Identities = 18/23 (78%), Positives = 18/23 (78%), Gaps = 2/23 (9%)
Frame = -1
Query 62 SFYMLHF--PITLSILAFQLPLN 82
SFYM F PITLSILAFQLPL
Sbjct 298 SFYMFLFIDPITLSILAFQLPLR 230
Score = 23.5 bits (49), Expect(2) = 4e-04, Method: Compositional matrix adjust.
Identities = 10/18 (56%), Positives = 13/18 (72%), Gaps = 0/18 (0%)
Frame = -2
Query 7 LSEVCVNFVIIIGIPLLI 24
LSE+ V F +I+GIP I
Sbjct 459 LSEIIVEFDVIVGIPFFI 406
Score = 33.9 bits (76), Expect = 0.001, Method: Compositional matrix adjust.

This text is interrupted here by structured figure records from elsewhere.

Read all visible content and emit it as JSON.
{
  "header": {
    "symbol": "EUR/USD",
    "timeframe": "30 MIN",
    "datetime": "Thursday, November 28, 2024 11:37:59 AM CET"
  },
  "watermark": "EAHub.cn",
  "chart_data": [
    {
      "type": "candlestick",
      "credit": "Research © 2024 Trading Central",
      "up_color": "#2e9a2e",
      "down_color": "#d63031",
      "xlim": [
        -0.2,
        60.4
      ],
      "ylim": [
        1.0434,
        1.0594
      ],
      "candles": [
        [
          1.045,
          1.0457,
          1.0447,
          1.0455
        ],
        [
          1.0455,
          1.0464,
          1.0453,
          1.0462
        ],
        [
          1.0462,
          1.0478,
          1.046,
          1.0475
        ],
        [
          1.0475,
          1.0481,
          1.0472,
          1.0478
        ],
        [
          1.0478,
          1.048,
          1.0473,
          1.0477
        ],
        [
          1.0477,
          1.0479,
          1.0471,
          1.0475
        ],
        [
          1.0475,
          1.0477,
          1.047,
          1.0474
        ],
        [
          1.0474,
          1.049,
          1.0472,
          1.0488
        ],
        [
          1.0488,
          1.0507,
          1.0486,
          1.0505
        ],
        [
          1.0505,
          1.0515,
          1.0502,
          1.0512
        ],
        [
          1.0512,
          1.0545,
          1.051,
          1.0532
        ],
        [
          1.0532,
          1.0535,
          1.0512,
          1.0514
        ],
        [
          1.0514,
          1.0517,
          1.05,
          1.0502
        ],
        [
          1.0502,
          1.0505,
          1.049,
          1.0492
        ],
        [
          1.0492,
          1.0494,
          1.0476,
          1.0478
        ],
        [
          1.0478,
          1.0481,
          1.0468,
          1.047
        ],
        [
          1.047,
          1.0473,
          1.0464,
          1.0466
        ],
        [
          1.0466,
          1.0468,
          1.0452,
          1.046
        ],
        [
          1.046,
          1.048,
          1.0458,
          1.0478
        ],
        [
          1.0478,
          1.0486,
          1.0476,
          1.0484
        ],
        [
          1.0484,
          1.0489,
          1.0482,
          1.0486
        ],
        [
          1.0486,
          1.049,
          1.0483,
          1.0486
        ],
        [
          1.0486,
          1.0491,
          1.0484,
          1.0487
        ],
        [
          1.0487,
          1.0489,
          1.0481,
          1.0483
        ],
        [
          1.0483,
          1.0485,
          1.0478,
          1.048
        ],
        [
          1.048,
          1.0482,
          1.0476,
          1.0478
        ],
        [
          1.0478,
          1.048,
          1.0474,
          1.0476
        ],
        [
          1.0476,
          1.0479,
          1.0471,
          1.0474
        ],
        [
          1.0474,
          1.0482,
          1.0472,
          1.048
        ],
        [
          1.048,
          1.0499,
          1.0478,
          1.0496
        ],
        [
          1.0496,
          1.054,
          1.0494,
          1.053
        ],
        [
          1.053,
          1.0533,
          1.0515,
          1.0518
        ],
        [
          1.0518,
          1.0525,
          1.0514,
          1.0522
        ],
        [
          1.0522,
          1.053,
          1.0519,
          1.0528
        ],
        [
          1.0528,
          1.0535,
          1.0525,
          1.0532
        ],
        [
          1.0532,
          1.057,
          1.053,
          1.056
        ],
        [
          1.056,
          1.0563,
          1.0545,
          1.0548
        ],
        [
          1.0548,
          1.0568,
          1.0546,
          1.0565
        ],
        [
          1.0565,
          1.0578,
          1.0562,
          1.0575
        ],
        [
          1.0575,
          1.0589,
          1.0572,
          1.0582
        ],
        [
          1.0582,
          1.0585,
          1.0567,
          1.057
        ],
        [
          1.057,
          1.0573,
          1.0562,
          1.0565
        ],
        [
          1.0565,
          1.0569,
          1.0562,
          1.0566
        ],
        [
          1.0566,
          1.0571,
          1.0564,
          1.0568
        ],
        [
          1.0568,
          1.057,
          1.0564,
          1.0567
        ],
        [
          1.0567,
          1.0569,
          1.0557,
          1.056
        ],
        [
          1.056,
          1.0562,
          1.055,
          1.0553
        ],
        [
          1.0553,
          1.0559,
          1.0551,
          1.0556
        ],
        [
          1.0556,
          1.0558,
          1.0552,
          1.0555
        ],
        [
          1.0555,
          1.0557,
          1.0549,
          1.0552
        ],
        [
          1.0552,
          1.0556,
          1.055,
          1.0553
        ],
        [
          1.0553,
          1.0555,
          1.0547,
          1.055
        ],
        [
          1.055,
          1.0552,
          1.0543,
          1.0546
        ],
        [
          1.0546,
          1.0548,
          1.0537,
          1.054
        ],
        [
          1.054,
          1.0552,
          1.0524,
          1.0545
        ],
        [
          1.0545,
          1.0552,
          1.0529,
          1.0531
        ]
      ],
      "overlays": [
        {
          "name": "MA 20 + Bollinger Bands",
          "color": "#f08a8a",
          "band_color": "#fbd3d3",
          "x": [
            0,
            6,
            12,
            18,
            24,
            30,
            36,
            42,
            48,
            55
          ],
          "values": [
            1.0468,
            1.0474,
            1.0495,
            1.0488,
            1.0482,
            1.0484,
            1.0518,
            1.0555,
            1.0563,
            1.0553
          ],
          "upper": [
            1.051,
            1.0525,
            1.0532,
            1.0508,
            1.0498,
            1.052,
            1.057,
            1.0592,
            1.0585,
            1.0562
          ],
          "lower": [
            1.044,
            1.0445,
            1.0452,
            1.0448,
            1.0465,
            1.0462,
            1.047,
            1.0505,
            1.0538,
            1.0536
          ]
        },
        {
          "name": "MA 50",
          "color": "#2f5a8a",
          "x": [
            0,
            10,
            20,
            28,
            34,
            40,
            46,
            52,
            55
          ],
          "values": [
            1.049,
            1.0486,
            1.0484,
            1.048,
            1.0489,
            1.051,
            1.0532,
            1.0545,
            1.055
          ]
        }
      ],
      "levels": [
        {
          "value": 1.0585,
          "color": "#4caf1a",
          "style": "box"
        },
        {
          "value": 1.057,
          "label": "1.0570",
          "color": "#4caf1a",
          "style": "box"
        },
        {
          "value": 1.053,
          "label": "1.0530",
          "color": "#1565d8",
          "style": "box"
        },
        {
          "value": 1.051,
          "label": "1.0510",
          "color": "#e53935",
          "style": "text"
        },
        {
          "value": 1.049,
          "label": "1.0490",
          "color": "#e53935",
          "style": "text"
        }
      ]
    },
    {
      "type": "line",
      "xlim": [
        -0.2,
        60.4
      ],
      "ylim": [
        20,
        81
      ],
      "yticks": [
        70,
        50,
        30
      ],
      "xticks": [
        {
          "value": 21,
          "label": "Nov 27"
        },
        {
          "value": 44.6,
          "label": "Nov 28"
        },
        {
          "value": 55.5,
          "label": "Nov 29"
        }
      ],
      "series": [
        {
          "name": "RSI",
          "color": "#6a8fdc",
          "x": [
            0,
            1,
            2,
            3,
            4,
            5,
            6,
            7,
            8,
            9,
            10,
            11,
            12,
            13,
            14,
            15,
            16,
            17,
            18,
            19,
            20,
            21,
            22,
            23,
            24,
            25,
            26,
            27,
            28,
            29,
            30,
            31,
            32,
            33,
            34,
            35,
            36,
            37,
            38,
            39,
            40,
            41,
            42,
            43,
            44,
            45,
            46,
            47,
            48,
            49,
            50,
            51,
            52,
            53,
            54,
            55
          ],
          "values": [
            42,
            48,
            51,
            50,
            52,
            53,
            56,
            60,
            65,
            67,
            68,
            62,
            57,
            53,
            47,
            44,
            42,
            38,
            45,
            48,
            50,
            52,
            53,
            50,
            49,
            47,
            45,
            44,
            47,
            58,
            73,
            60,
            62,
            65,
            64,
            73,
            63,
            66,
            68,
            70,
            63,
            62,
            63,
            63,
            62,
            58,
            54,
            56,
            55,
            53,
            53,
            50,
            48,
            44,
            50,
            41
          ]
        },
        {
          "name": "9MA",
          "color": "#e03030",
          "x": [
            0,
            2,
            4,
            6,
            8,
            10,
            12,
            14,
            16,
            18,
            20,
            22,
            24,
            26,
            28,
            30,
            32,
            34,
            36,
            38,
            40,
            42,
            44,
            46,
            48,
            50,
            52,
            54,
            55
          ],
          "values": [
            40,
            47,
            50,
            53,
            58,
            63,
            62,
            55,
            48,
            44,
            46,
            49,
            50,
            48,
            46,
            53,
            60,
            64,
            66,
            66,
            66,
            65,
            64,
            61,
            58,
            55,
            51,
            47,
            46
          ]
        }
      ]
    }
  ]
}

Identities = 20/43 (47%), Positives = 26/43 (60%), Gaps = 0/43 (0%)
Frame = -3
Query 51 LHTIILRLFFLSFYMLHFPITLSILAFQLPLNLLTLSQASFHL 93
LH + + + + H+PITLSILAFQLPL +T S HL
Sbjct 782 LHNSVYAFIVILYIVSHYPITLSILAFQLPLISMTASHNLCHL 654
The first two HSP have been grouped for sum statistics (see Expect(2)) and so their evalue is the same and it is better than the third HSP evalue (4e-04 < 0.001).
So here it seems that the HSP with the best best bit score was used for the sequence alignment. I have been perfoming mutliple tests and for now I could not find any case where this rule (keeping the HSP with the best bit score) does not work.
After several days of testing on a dozen of model species I cannot find a difference in the number of significant hits between the standard format and the tabular one when using the criterion : "the HSP with the best bit score represents the sequence alignment" and then filtering by a given evalue.
However It seems that in format 0; the ranking of the "Sequences producing significant alignments" is based on the evalue :
Query= YBL108W_mRNA
Length=102
Score E
Sequences producing significant alignments: (Bits) Value
orderedSpar9:416683-430241 60.5 1e-21
...
orderedSpar15:1048403-1049604 70.9 1e-16
orderedSpar3:310646-313260 63.9 3e-14
orderedSpar11:1342-3972 53.9 1e-10
orderedSpar9:408310-411662 52.8 2e-10
orderedSpar4:9673-13501 51.6 7e-10
orderedSpar2:8816-10868 51.2 1e-09
orderedSpar6:295181-298189 37.4 8e-05
scaffold_241:1672-4041 38.1 2e-08
...
Here the last two aligments do not seem to be ranked neither by score nor by evalue. The last score-evalue pair is actually based on an HSP whose displayed evalue has been corrected with sum statistics :
>scaffold_241:1672-4041
Length=2369
Score = 38.1 bits (87), Expect(2) = 2e-08, Method: Compositional matrix adjust.
...
Score = 31.6 bits (70), Expect(2) = 2e-08, Method: Compositional matrix adjust.
So I guess there are three steps here : first use the best HSP to represent the sequence, then if its (uncorrected ?) evalue is above the set threshold (here 1) report its score and evalue, and finally rank the sequences by uncorrected evalue.